J’ai aussi pour projet de continuer dans ma lancée et créer d’autres jeux féministes dans les prochaines années, les idées ne manquent pas !

 

Des jeux que vous aimez ?

Dites-nous Inès, vous qui aimez tant les jeux de société, quels sont ceux que vous recommanderez ? Quels sont vos jeux préférés ? 😊

Inès : C’est une question impossible ! Il y a tellement de jeux aujourd’hui, entre les classiques indémodables et les nouvelles sorties, je ne peux pas choisir.

 

Tous Acteurs et toutes actrices du changement

Chers·ères lecteurs·rices, nous vous invitons fortement à soutenir les éditions de jeux de société comme Gender Games (ou encore Bioviva!, Topla…) qui ont pour but de faire évoluer les mentalités.

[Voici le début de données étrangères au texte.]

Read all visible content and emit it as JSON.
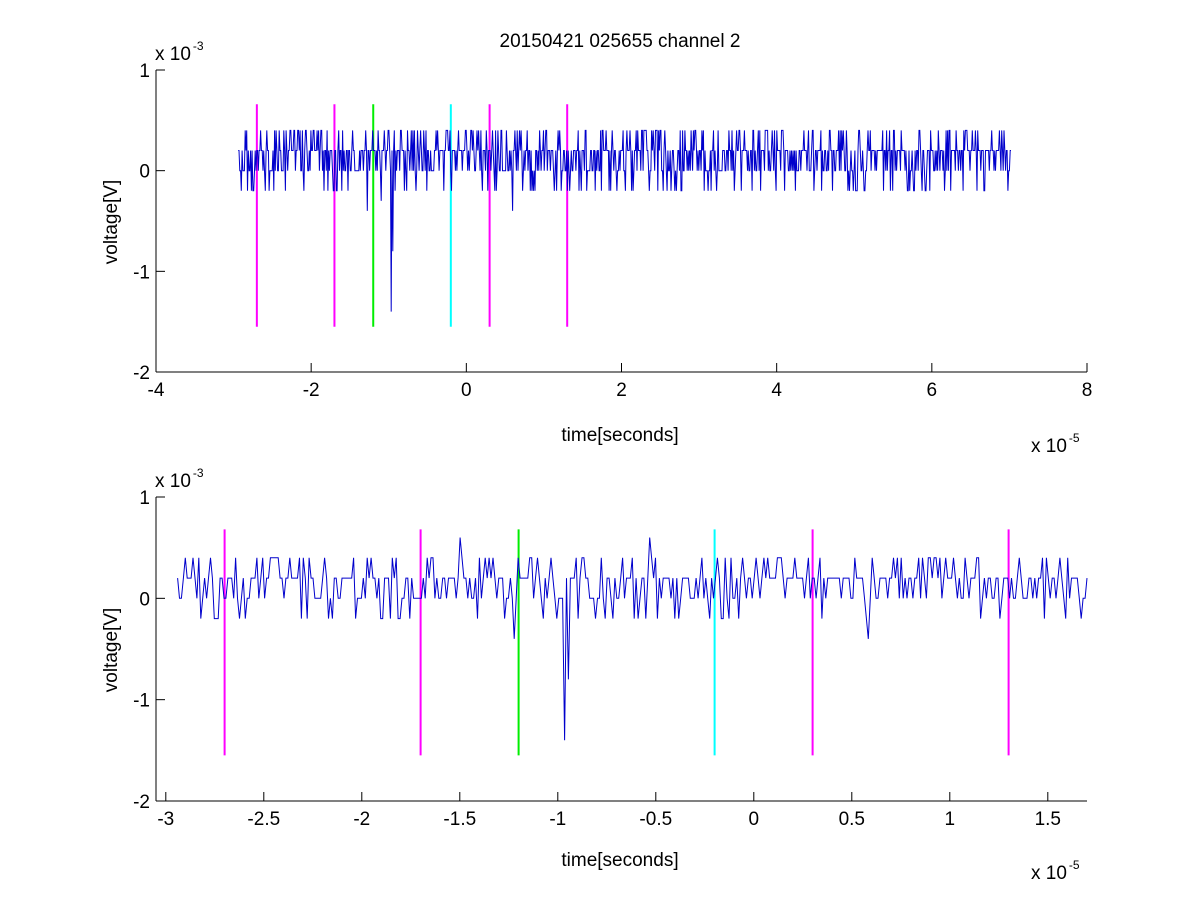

Offrez ces jeux inclusifs tout en étant ludiques aux enfants (et aux adultes aussi !) qui vous entourent.

Et pour suivre son actualité, likez la page Facebook Gender Games ou vous pouvez la suivre sur Instagram.

 

Avec Gender Games, la relève d’enfants badass et respectueux·ses est assurée !

 

Le lexique des genres

Pour mieux comprendre l’article, voici un petit lexique reprenant les termes utilisés dans l’article.

(*) Une personne transgenre (ou trans) est une personne qui ne s’identifie pas au genre qui lui a été assigné à la naissance.

Une personne non-binaire (ou NB) est une personne qui ne s’identifie pas exclusivement ni au genre masculin ni au genre féminin.

Quelqu’un de cisgenre (ou cis) est une personne qui s’identifie au genre qui lui a été assigné à la naissance.